The Hole in the Wall - Lisa Rowe Fraustino [7]
Why did they pulverize all those rocks? It really bothered me. Because I liked rocks. Loved rocks. I even collected ones that looked like something—a heart, a frog, the state of Maine. Called them my art rocks. What was ORC mining that they had to ruin all those rocks? And why hide their big secret underground?
I was dying to get inside that place and find out, so I decided it would be a good idea to make friends with the Dobermans. Maybe they’d let me sneak inside through their kennels. They were very skinny, and I thought they’d love to have some home cooking, even if it was Ma’s. But my plan had to wait for winter to end so I wouldn’t leave footprints in the snow.

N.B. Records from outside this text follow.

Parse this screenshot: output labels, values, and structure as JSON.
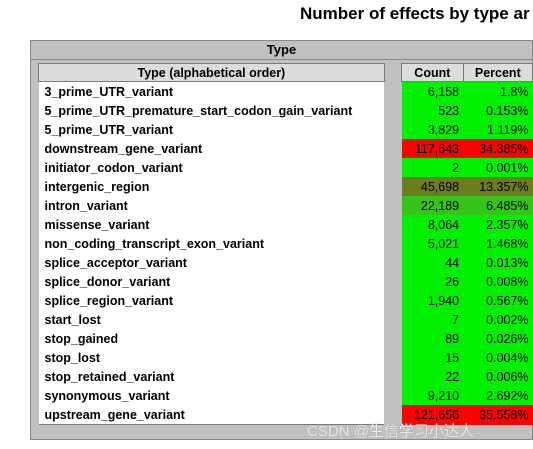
{
  "title": "Number of effects by type ar",
  "outer_header": "Type",
  "columns": {
    "type": "Type (alphabetical order)",
    "count": "Count",
    "percent": "Percent"
  },
  "colors": {
    "green": "#00f000",
    "red": "#ff0000",
    "olive": "#6b8e23",
    "olive_dark": "#6b7d1f",
    "green_mid": "#34c41a"
  },
  "rows": [
    {
      "type": "3_prime_UTR_variant",
      "count": "6,158",
      "percent": "1.8%",
      "color": "#00f000"
    },
    {
      "type": "5_prime_UTR_premature_start_codon_gain_variant",
      "count": "523",
      "percent": "0.153%",
      "color": "#00f000"
    },
    {
      "type": "5_prime_UTR_variant",
      "count": "3,829",
      "percent": "1.119%",
      "color": "#00f000"
    },
    {
      "type": "downstream_gene_variant",
      "count": "117,643",
      "percent": "34.385%",
      "color": "#ff0000"
    },
    {
      "type": "initiator_codon_variant",
      "count": "2",
      "percent": "0.001%",
      "color": "#00f000"
    },
    {
      "type": "intergenic_region",
      "count": "45,698",
      "percent": "13.357%",
      "color": "#6b7d1f"
    },
    {
      "type": "intron_variant",
      "count": "22,189",
      "percent": "6.485%",
      "color": "#34c41a"
    },
    {
      "type": "missense_variant",
      "count": "8,064",
      "percent": "2.357%",
      "color": "#00f000"
    },
    {
      "type": "non_coding_transcript_exon_variant",
      "count": "5,021",
      "percent": "1.468%",
      "color": "#00f000"
    },
    {
      "type": "splice_acceptor_variant",
      "count": "44",
      "percent": "0.013%",
      "color": "#00f000"
    },
    {
      "type": "splice_donor_variant",
      "count": "26",
      "percent": "0.008%",
      "color": "#00f000"
    },
    {
      "type": "splice_region_variant",
      "count": "1,940",
      "percent": "0.567%",
      "color": "#00f000"
    },
    {
      "type": "start_lost",
      "count": "7",
      "percent": "0.002%",
      "color": "#00f000"
    },
    {
      "type": "stop_gained",
      "count": "89",
      "percent": "0.026%",
      "color": "#00f000"
    },
    {
      "type": "stop_lost",
      "count": "15",
      "percent": "0.004%",
      "color": "#00f000"
    },
    {
      "type": "stop_retained_variant",
      "count": "22",
      "percent": "0.006%",
      "color": "#00f000"
    },
    {
      "type": "synonymous_variant",
      "count": "9,210",
      "percent": "2.692%",
      "color": "#00f000"
    },
    {
      "type": "upstream_gene_variant",
      "count": "121,656",
      "percent": "35.558%",
      "color": "#ff0000"
    }
  ],
  "watermark": "CSDN @生信学习小达人"
}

The first spring night after a big thaw, I sneaked the leftovers out of the fridge and took them as close to the electric fence as I dared. We’d had hockey puckburgers for dinner. I flung them over the top, and sure enough, the dogs came running. You’d think they’d pounce on the hamburgers and wag their tails in thanks, but no. They didn’t even stop to sniff. They just stood at the fence barking their faces into froth. I knew from one time I’d seen the dogs bark at a lost skunk that a pack of goons would be running up out of the kennels in about ten seconds with guns cocked. I made dust out of there. I was Robin Hood escaping the Sheriff of Nottingham, just running without thinking of where I was going, scrambling up and down piles of slag.
And that was how I stumbled onto my secret place. Tripped over a tree root and when I stopped doing somersaults, I found myself looking up into a maple at a squirrel looking down at me. Birds were tweeting like an audience laughing.
Whoa! Trees! Animals! Sherwood Forest! And obviously straight from my imagination, because how could it possibly exist inside the big fat ugly pus-pool Odum had made out of the gore? But I found my way back the next day, and it was still there. A real oasis. My oasis. Nobody else in the world knew about it. If they did, the ORC goons would’ve mined the smithereens out of it like they had every other inch of the gore. It was located at the tip end of the triangle and partly hemmed in by slag piles.
At first I just went to my oasis on sunny days and lay in the deep bed of moss in the middle of the trees to read my comics. Sometimes I’d hold my finger up to trace the pattern of my favorite maple up and up, each branch stretching out into other branches almost but not exactly the same. Sometimes I’d draw it. Two squirrels often chased each other along the limbs. It amazed me, the way their fooling around could make the whole tree shiver. They’d skitter off balance, then save themselves by catching hold of a tiny twig as if it were the easiest thing in the world.
The problem was, I couldn’t go to the oasis on the days when I wanted to the most—the rainy ones. It drove me bonkers staying in that tight little house with Ma’s stinky cigarette smoke and Pa’s blaring TV and Grum’s ugly tangled yarn blob. Jed had let us hang out in his castle (formerly known as our playhouse), but Barbie was always out there reading and complaining if I breathed too loud.
Then one day while I was picking raspberries from the bushes that grew high at the back of the oasis, I discovered the cave. It was just tall enough to stand in at the center and deep enough to sleep in. Like a six-man tent. Roomier than my so-called room at home, a lot more private, and just as comfortable, too, by the time I got done remodeling.
First I made walls out of stones at the outside edges of the cave, fitting each rock just right, like Pa had taught me when we made the play castle. He could do any kind of handyman stuff, but masonry was his best thing. Ma kept a photo album of the rock walls and fireplaces he’d built in the gore. Now the pictures were the only things left of them.